Shoji Nishio was born in 1927 in the Aomori Prefecture of northern Japan. In 1942, at the age of 15, amidst the chaos of WW II, he moved to Tokyo where he began working for the Ministry of Finance in the Japanese Mint. At the same time he started practicing judo in a nearby dojo. The war ended August 15, 1945 and on September 1st he went to join the Kodokan, the world headquarters of judo. When he arrived the building was a mess, windows blown out from the bombings, and no one was there but an old caretaker. There were no application forms so Nishio just wrote his name on a plain piece of paper and left it there. Nishio recalls with amusement that he was the first person to join the Kodokan after the war. Sometimes he would go to train and nobody would be there so he would just spend the time practicing ukemi and then go home.

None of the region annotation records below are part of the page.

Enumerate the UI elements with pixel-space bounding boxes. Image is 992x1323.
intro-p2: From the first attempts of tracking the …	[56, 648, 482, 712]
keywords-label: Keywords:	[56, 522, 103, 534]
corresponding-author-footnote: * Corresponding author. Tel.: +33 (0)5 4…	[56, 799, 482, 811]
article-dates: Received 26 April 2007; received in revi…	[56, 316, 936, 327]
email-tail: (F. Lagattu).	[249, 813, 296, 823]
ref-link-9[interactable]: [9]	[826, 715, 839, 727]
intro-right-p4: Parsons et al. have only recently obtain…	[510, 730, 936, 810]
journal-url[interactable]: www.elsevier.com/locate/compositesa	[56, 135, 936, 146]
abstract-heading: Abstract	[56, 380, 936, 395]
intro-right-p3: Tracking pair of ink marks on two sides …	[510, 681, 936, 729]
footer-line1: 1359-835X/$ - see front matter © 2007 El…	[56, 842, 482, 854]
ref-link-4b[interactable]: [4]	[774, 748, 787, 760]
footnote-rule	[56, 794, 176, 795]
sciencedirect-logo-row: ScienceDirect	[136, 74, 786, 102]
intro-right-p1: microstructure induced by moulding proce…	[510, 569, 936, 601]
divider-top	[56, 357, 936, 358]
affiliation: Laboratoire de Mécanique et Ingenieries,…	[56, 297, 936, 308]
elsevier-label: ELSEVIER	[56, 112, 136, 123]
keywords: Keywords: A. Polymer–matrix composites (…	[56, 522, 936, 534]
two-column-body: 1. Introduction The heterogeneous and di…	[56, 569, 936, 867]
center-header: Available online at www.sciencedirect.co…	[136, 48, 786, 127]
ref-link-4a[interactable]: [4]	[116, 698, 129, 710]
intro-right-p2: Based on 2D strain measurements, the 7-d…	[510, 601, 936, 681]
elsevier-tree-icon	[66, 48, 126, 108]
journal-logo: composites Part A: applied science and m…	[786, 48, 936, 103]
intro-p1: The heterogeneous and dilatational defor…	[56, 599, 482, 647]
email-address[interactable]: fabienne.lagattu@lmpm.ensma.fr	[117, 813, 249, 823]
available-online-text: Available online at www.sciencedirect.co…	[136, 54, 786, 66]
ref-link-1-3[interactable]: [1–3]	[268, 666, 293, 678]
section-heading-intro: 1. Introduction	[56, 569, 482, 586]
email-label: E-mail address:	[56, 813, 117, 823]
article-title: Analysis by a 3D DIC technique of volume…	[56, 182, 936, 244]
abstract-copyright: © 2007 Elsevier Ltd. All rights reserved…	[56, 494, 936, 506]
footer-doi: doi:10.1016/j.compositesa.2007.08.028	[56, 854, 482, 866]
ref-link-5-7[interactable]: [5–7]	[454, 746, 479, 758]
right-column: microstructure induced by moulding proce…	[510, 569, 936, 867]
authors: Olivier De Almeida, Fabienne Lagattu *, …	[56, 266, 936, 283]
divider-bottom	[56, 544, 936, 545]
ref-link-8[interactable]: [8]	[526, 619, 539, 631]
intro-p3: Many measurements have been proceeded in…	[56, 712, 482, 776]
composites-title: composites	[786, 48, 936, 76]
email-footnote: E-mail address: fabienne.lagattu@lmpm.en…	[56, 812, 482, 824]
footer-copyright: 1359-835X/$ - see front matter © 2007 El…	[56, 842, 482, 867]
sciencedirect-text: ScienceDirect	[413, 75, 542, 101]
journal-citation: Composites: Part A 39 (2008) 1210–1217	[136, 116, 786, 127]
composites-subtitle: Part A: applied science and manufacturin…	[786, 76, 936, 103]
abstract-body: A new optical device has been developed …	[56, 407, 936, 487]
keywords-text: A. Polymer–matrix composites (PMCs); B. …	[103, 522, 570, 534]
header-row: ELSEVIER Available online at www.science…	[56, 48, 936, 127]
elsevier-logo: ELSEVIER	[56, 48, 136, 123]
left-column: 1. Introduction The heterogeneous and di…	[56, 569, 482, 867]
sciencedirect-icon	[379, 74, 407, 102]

By the next year things at the Kodokan began picking up. Nishio trained under the famous Kyuzo Mifune (1883-1965) 10th dan judo, the fourth of only eighteen 10th dan’s ever awarded by the Kodokan. Mifune was considered one of the greatest judo practitioners ever. Nishio liked the hard training, but by the age of 23 he was becoming dissatisfied with the practical limitations that competition placed on judo. So he began training in karate under Yasuhiro Konishi (1893-1983), one of the first karate teachers in mainland Japan.
Yasuhiro Konishi was a leading force in the development and acceptance of karate in Japan. Konishi was the founder of Shindō jinen-ryū (神道自然流) karate. Konishi also studied Aikido under Morihei Ueshiba, a relationship that extended back to the 1930′s when Ueshiba was teaching at his Kobukan Dojo in the Shinjuku ward of Tokyo. Konishi demonstrated Heian Nidan (a kata from Okinawan karate) for Ueshiba who commented to Konishi that he should stop wasting his time with ineffective techniques. Inspired by Uehiba’s frank comments, Konishi developed a kata he called Tai Sabaki (“body movement”). Ueshiba then remarked, “The demonstration you did just now was satisfactory to me and that is a kata worth mastering.” Konishi developed three kata, Tai Sabaki Shodan, Tai Sabaki Nidan and Tai Sabaki Sandan, all based on the same principles inspired by Ueshiba. Konishi said that Ueshiba was the best martial artist he had ever known.